Ce n’est ni « l’aide », ni « l’investissement » qui sont à l’origine du désamour entre la France et ses anciennes colonies : c’est le franc Cfa et la non considération des Africains.
Franc Cfa
Cette monnaie créée par le général de Gaulle, fut imposée aux 14 colonies françaises la veille des indépendances. Elle est imprimée en France. Malgré quelques réformettes, les pays de la zone Cfa sont obligés de déposer 50% de leurs avoirs en devises dans un compte à la Banque de France. Ces dépôts sont faiblement rémunérés. Ce sont les intérêts générés qui alimentent le fonds des « aides publiques au développement », et aussi des prêts consentis par la France aux ex-colonies. Il est donc aisé de comprendre pourquoi les institutions internationales classent les ex-colonies françaises parmi « les pays les plus pauvres de la planète ».
Non considération
Les Africains noirs dans leur ensemble, ont la profonde conviction que la classe politique française ne les respecte pas. Son regard sur les Africains demeure colonialiste et condescendant. Il est difficile dans ce contexte, de construire avec la France politique une relation saine et conviviale.
Voilà les deux maux qui fondent aujourd’hui le sentiment croissant anti-français sur le continent. Les déclarations verbales d’Emmanuel Macron n’y changeront rien. Ce qui est important, ce sont des actes. La jeunesse africaine qui exprime son désamour à la France n’a connu ni la colonisation, ni les indépendances. Cette jeunesse s’est approprié le combat politique des chefs d’État africains révolutionnaires qui se sont battus contre le colonialisme et le néocolonialisme.
C’est cette jeunesse que nous voyons actuellement mobilisée dans plusieurs pays africains, dénonçant aussi bien la présence militaire que l’asphyxie économique de l’Afrique par la France. La France politique devrait écouter cette jeunesse et comprendre que plus jamais, rien ne sera plus comme avant.
La Françafrique qu’Emmanuel Macron veut enterrer, c’est certes les réseaux souterrains, les coups d’Etat voulus par l’Elysée ; mais c’est surtout l’abandon du franc Cfa qui intéresse les Africains. Macron n’a pas la force de franchir ce pas. Tous ses prédécesseurs ont récité la même antienne, mais personne n’a osé franchir le Rubicon, ils savent pourquoi…
La France et l’Afrique francophone ont ensemble une longue histoire. Celle-ci est un patrimoine commun.

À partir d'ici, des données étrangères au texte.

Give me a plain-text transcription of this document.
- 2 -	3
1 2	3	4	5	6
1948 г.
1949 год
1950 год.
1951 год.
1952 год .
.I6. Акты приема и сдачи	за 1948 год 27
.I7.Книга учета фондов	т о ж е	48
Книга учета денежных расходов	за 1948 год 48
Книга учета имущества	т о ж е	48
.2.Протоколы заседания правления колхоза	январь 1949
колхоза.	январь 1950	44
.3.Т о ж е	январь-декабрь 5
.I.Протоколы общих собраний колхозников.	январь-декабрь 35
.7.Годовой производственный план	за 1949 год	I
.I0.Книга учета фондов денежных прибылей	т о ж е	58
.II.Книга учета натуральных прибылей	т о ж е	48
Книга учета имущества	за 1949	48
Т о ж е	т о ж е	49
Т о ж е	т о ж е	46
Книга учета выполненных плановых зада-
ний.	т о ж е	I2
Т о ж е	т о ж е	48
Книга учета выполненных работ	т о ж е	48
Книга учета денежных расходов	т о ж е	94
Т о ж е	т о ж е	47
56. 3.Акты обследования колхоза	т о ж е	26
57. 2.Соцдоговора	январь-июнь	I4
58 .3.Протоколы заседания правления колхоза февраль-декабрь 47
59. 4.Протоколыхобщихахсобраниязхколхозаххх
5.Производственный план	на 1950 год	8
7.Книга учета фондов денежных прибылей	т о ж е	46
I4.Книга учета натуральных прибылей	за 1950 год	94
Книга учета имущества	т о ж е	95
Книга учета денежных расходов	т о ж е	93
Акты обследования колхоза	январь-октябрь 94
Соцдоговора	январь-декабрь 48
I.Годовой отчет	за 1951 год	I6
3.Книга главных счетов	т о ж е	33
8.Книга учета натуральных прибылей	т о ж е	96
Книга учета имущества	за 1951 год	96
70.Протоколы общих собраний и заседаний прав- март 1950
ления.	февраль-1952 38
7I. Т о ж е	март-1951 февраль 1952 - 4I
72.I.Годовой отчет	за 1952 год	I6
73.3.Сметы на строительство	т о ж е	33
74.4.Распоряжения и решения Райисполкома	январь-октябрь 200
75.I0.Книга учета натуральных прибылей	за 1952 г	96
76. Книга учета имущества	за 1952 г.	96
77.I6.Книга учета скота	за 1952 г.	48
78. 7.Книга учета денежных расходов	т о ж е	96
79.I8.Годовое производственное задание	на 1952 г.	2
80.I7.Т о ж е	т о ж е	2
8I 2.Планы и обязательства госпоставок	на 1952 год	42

La main mise de la France sur la monnaie de 14 pays sera un jour un élément déclencheur du désamour entre les deux amies. La France ne gagne rien à se mettre en travers du sens de l’Histoire. Si cela devrait être le cas, alors là, l’Afrique noire ressusciterait la France à Saint-Domingue, à Pondichéry, au Vietnam et même en Algérie.